By Sandy Hathaway at Startup Camp Berlin
“Startups are like drugs. Even worse. And better.”
That’s how Ramzi Rizk of EyeEm began his story of a passion for product and team which has carried him through the stark realities of building a company, during his talk at Startup Camp Berlin 2012 on Saturday.
Likening founding a startup to walking a tightrope, Ramzi gave a broad sense of the daily grind involved – a process which is nowhere near as sexy as outsiders might think. Every day of the week is characterized by long hours and a lot of hard work.
The need to constantly be focused on a balancing act shuts out all other aspects of life, yet despite all this hard work, they still fail 90 percent of the time. But then the addictive nature of the profession compels you to stand up and do it all over again.
“A year or so ago I saw this chart by Paul Graham, and I thought, ‘Who the hell is this guy, you can’t just plot the life of every startup.’ Then I saw it again a couple of weeks ago, and I thought ‘Jee-zus.’ This guy really knows what he is talking about.
A Hell of a Year
“You launch your prototype, you get your funding, you’re like ‘f*** it, I’m there,’ and then…” He and the rest of the team spent months and months rewriting their positioning statement as they added and removed “more features than many startups have even built. And that’s how it goes. It’s been one hell of a year and we are still going at it.”
In establishing a founding team and the rest of the startup family, Ramzi outlined critical points for success as well as a humorous understanding of the group dynamics.
The founders need to be able to “design the shit out of (the product), to work on every single aspect, hands on.” While consistent in mentality to US startup hubs, his opinion is in contrast to what many German startups do in their outsourcing of product development to other companies such as bitcrowd. “If you’ll outsource from day one, forget about it. Have the core skills in the founding team to do everything.”
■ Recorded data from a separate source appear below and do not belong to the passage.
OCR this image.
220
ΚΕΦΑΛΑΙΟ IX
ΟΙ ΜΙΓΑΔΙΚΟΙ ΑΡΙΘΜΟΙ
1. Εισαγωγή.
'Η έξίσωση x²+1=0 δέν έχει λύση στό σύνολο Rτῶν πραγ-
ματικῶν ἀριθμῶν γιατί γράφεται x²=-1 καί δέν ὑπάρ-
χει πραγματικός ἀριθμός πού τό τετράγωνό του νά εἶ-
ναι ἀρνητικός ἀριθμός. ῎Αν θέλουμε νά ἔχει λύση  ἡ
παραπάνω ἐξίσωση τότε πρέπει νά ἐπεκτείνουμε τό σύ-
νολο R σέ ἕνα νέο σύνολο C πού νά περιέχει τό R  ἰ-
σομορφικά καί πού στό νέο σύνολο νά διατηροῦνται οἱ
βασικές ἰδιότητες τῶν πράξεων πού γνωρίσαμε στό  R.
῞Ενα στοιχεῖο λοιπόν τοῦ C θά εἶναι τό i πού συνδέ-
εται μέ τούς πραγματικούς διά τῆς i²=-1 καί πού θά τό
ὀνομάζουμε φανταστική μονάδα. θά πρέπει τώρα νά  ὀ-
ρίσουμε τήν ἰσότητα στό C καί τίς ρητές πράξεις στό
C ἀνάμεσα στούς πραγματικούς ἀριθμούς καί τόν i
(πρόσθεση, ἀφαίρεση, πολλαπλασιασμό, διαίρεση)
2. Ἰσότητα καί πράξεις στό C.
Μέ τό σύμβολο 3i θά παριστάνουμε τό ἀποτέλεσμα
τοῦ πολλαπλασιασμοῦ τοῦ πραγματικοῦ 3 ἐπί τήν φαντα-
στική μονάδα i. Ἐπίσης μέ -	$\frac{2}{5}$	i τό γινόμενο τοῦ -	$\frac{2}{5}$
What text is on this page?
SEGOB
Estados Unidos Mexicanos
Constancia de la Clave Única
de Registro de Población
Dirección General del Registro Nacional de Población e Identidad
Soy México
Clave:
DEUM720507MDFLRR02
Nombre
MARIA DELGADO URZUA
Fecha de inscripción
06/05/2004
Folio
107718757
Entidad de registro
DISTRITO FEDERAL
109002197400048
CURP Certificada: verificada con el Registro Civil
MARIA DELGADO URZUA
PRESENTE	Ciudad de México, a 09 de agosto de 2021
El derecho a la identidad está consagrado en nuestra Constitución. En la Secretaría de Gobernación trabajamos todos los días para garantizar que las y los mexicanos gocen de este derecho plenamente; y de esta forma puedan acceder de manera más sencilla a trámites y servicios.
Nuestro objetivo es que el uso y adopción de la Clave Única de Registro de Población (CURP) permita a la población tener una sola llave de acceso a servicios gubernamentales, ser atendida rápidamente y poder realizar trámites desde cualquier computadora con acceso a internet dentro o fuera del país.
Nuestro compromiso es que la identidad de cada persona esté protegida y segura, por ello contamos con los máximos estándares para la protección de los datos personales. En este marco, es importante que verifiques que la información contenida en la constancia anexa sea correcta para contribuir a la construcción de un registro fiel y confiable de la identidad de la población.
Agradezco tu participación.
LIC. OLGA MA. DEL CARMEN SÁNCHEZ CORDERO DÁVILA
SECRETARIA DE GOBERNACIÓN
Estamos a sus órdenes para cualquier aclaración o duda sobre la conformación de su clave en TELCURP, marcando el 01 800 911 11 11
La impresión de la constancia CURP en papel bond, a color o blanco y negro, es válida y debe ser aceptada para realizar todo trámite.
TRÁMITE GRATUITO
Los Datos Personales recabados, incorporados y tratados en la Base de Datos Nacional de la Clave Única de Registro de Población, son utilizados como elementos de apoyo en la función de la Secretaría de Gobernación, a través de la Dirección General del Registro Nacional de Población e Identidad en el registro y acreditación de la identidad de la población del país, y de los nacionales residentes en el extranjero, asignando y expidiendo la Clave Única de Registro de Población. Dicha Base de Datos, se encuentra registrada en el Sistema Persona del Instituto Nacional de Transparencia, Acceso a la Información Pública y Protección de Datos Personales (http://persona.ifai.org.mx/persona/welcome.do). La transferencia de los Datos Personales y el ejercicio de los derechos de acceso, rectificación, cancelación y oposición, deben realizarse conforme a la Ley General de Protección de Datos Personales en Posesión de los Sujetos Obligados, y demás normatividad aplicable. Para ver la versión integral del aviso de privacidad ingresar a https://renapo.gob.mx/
Perhaps in the prototyping stage, some of the attendees argued after the talk, outsourcing can be useful, but in general everything core should live in the team. A constant process of revision, of adding and removing features, of developing software long term means that the fundamental layer must be deeply understood by those with the vision for the future.
Ramzi described the rest of the average team as a delicate configuration of rockstars, hackers, journeymen, and perfectionists. “Rockstar developers come in at noon, drink coffee and hang around for an hour. They code for two hours, and then they go home.” What they achieve in that two hours is amazing – but you need to manage their diva-like egos.
Just the Hard Stuff
Hackers, on the other hand, are the first cousins of rockstars. They are brilliant, wanting to work on the hardest problems all day every day. Just the hard stuff – the merely functional work is not enough to get their attention.
Next come the journeymen, the nine-to-fivers. “They are usually the most underrated and under-appreciated in the whole team.” They are the backbone that carries the company, maintaining and developing all of the functional stuff. “But they cannot build the company, they are not the ones that will challenge direction or drive innovation.”
Lastly are the perfectionists, the academic types. They have formidable skills and knowledge and they are the best algorithm designers. But they can delay milestones for weeks perfecting beyond what is really necessary and getting lost in the details without establishing well-documented code. “They alone can screw the whole company over.”
Ramzi then talked about the startup version of sod’s law: Everything that can go wrong, will go wrong, at the worst possible moment. Within only a few hours of announcing the launch of the EyeEm app on the iTunes store and TechCrunch releasing the story, lightning struck a data center in Ireland which crashed their server and caused the app to temporarily go missing from iTunes, as well as knocking out their website. After a good deal of stress and frantic problem solving, the matter was resolved a mere ten minutes before the story was released.
He also touched on ego, and the importance of keeping a realistic opinion of who you are and what you’ve achieved in the larger context of the industry. There was a warning that “there are no magic beans in social media” – forget begging your friends to promote your app; it is more important to build a product that delivers real value to an interested segment, and the users will come to you.
Ramzi closed with some parting advice for his founder audience: “Smile you idiots. You are living your dreams.” Even though the work is brutal, you are creating something that you have envisioned in your own mind, making your idea real, and maybe even changing the world.